L’ORIENTALISME. L'ORIENT DES PHOTOGRAPHES AU XIX SIECLE. Centre national de la photographie.

Résumé de lecture du livre et de notes personnelles (Eva)

 
 
En 1827, les expériences de Nicéphore Nièpce (inventeur français) nous livrèrent la première image après une exposition de 8 heures au soleil.
Si la lumière fut à la naissance de l’image photographique, en 1839, les techniques n’ont cessé d’évoluer et peuvent offrir de grandes qualités dès la fin du siècle dernier.
 
A l’heure où les influences de l’Orient fascinent les peintres, les pratiques se modifient à travers, notamment, les voyages.
Francis Frith fut le premier professionnel de la photographie. Il voyagea en Egypte en 1858-59 et utilisa la technique très délicate et complexe, le Collodion (matière très sensible à la chaleur). Il chercha ainsi à faire connaître La Terre Sainte en adoptant une démarche quasi-spirituelle et sentimentale.
La similarité entre la peinture et la photographie devint un " outil  " pour les artistes, une complicité pour recréer un Orient à leur manière.
Les peintres utilisaient les photographies pour se documenter (lieux, personnages, motifs, architectures, costumes…) dans un soucis de réalisme, certains d’entre eux n’ayant jamais voyagé.
Cette curiosité pour l’Orient, l’Orient de l’imagination et du rêve, apparaissait éclatant et flamboyant, différent, contrasté, haut en couleur et en lumière. Intérêt pour les vestiges du passé et vision ethnographique s’imposent : temples, palais, villas mauresques, harems, costume oriental, portrait… , la présence de l’homme pouvant se réduire à une indication d’échelle afin de metttre en valeur le passé historique.
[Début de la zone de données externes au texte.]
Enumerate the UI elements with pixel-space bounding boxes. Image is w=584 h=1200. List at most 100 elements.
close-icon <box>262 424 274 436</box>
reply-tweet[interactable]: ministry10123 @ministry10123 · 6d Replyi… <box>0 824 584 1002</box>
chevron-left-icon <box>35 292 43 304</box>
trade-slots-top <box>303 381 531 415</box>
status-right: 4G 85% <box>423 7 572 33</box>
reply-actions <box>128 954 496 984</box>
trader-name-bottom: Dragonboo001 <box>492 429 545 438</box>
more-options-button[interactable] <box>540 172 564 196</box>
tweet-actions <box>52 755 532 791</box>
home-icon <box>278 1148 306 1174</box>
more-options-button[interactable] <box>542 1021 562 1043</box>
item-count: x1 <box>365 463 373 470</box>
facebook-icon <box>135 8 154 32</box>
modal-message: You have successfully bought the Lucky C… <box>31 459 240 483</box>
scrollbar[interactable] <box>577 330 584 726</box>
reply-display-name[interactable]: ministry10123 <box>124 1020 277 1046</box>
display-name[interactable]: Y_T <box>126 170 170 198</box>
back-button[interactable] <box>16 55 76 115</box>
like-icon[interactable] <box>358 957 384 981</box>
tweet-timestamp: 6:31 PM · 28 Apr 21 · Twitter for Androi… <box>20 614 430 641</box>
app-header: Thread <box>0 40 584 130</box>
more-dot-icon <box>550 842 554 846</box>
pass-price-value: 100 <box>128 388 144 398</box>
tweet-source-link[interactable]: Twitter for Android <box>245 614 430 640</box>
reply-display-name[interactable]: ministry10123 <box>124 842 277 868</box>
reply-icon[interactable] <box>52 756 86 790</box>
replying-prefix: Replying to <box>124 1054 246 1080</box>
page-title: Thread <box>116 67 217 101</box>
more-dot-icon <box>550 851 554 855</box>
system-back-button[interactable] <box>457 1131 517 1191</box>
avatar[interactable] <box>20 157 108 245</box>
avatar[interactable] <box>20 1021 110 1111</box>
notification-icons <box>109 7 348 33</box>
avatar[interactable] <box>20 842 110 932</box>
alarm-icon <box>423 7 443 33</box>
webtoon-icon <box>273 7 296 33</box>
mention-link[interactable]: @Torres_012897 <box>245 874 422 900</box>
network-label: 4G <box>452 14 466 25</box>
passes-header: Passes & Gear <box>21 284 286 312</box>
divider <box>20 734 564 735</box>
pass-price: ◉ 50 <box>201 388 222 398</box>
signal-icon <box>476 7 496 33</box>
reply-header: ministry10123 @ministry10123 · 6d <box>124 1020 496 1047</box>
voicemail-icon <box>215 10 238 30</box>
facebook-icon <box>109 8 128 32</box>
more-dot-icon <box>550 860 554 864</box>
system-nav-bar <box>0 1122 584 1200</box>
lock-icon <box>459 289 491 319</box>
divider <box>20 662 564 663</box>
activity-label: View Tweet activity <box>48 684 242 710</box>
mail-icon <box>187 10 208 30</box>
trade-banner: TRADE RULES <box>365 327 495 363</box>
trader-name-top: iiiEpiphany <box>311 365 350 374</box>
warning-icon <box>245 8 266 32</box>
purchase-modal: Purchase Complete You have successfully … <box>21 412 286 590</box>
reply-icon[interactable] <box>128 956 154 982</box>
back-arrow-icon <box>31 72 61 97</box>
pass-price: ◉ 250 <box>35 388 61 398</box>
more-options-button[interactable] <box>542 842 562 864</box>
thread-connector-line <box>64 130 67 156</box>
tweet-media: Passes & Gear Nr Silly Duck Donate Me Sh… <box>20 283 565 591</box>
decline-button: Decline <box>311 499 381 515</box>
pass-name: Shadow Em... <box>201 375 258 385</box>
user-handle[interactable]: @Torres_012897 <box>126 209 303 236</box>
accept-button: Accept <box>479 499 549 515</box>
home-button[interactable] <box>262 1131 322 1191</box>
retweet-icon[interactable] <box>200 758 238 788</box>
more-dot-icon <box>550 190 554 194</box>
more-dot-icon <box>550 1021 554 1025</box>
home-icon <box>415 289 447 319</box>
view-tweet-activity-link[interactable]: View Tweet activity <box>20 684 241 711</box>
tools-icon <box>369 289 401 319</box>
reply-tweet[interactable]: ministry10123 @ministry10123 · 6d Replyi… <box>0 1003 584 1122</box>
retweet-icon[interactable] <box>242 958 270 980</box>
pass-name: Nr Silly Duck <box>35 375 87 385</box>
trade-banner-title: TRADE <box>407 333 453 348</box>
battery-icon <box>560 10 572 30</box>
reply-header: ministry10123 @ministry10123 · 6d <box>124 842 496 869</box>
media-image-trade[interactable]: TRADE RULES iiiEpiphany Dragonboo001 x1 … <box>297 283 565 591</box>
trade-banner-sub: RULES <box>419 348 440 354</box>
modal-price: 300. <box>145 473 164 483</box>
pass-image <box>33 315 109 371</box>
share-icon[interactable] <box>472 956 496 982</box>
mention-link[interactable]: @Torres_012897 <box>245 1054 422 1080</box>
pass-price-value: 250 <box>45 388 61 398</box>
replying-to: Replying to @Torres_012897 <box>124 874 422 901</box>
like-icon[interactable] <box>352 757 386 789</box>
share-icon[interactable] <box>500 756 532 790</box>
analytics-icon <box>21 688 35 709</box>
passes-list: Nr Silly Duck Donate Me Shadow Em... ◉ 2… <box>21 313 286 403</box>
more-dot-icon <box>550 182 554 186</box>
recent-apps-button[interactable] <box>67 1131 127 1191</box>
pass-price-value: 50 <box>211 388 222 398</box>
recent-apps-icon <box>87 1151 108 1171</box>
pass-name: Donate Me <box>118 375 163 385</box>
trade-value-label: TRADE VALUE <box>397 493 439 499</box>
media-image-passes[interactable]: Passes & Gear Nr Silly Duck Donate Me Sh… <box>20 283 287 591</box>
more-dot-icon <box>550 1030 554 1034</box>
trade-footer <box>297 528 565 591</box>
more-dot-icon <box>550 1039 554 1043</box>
Très vite, la vision orientaliste et exotique va devenir un Orient brillant et haut en couleurs (Les Milles et Une Nuits). L’Orient devient " féminin " (Salomé, Schéhérazade…) et les mises en scène en studio participent à créer un rêve en papier, en incluant les artifices tels tapis, tentures, mobiliers, armes, narguilés… répondant à une mode orientale. Ainsi, nous pouvons retrouver des européens habillés à l’orientale.
 
Par ailleurs, il est important de noter les difficultés envers l’utilisation même de la photographie : soucis techniques (matériel lourd, temps de pause, chaleur du pays) mais aussi la réticence des orientaux à laisser reproduire leur image (comme les caravanes allant vers La Mecque, également en peinture avec Léon Belly, les scènes de mosquée où les visites étaient acceptées en dehors des temps de prière).
Au-delà d’une mode, l’observation d’une autre civilisation ne devient-elle pas celle du voyeur ?…
Les photographes utilisèrent les femmes comme modèles de production de scènes érotiques. L’ alternance entre l’imaginaire, le fantasmatique et le réel, la présence de détails dans les motifs, les accessoires ne construit pas la réalité mais une reconstruction, une composition artistique dédiée à un public européen.